One, Arthur Fils of France, is expected to become one of the top players of the next decade. Another, Cameron Norrie, the 16th seed, has been among the better players of the past two years. Those wins earned him a date Monday with Carlos Alcaraz, the defending champion and world No. 1, in Arthur Ashe Stadium.
“A good challenge,” Arnaldi, 22, who grew up in the shadow of other Italians his age, such as Jannik Sinner and Lorenzo Musetti, said before the match.
His coach, Alessandro Petrone, thought so, too.
“I think tomorrow will be not so easy,” Petrone said Sunday afternoon as he tried to come up with a game plan for taking on Alcaraz.
Both were right. It took Alcaraz 1 hour, 57 minutes to take apart Arnaldi 6-3, 6-3, 6-4. He has dropped just one set in four matches.
None of this is particularly surprising. Alcaraz has won two of the past four Grand Slam events and has played in only three of them, having missed the Australian Open with a pulled hamstring.
But this is the first time he has had to defend one of the biggest titles in the sport, a challenge that some top players can struggle with. Iga Swiatek, the women’s defending champion, lost Sunday night, a defeat that will cost her the No. 1 ranking when the new rankings are released next week.
Alcaraz said Monday that he had tried to put thoughts of defending a title out of his head.
“All the pressure that people put on you, on the defending champions, I just delete it and focus on my own game,” Alcaraz said.
So far, so good.
Alcaraz’s match Saturday against Dan Evans of Britain, long a favorite of tennis sophisticates because his style is smooth and varied, was a shotmaker’s delight.
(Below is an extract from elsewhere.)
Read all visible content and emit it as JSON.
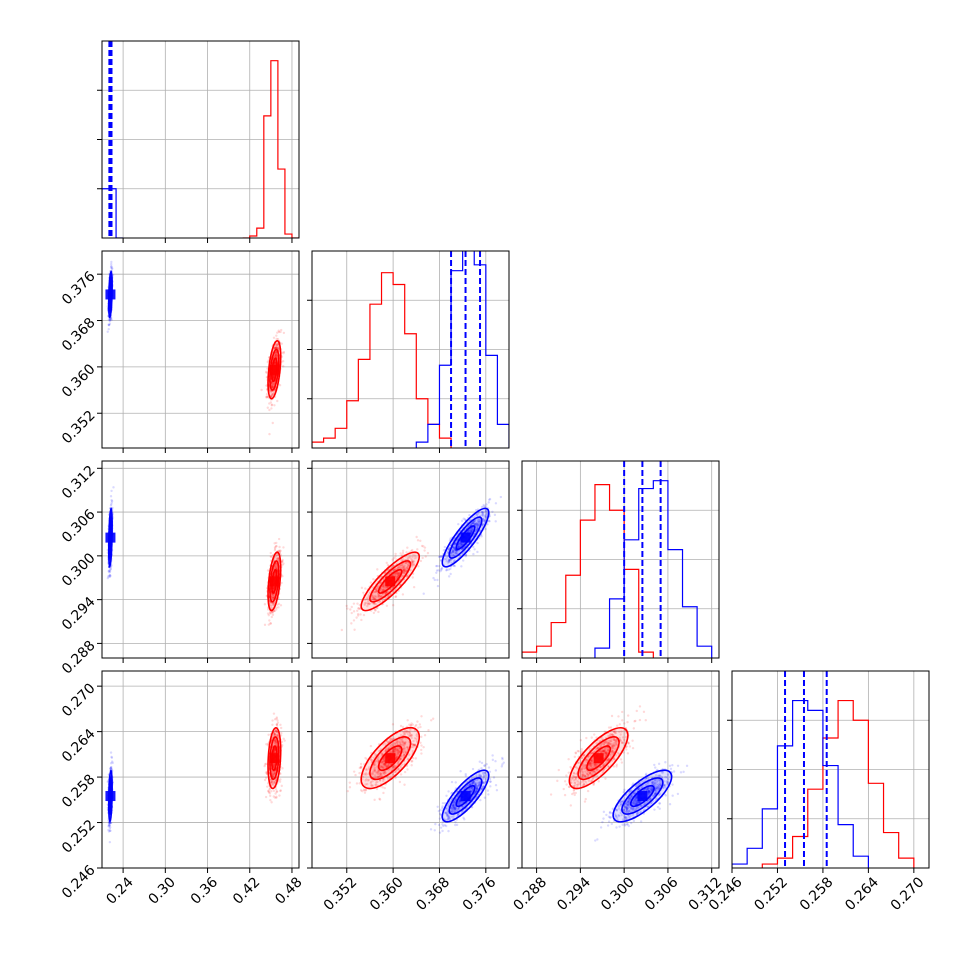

The two players put on a show, impressing themselves and others with long rallies, filled with touch and power. There were plenty of big winners hit from behind the baseline and drop shots feathered to within inches of the net.
This is the way Alcaraz likes it best. Massive video boards loom high above Arthur Ashe Stadium. Alcaraz loves to watch matches on television when he isn’t on the court, though he also likes watching when he is on the court as well.
If he has played a particularly exceptional shot, one that elicits a loud and lusty roar from the crowd — and this happens a lot — as soon as the point is over, his eyes gaze skyward.
“I love to see it again,” he said Monday through that broad smile.
The stakes rise each day, but so far one of the secrets of Alcaraz’s success is that tennis has remained something of a hoot.
His workday over by early evening, he had the luxury of watching the match that would determine his quarterfinal opponent today. Alexander Zverev of Germany ended up outlasting Sinner in five sets, 6-4, 3-6, 6-2, 4-6, 6-3.
At the U.S. Open last year, Alcaraz’s five-set quarterfinal match against Sinner ended at nearly 3 a.m. He saw no reason to think things would be any easier this year against either Sinner or Zverev.
“Going to be a really tough quarterfinal,” Alcaraz said.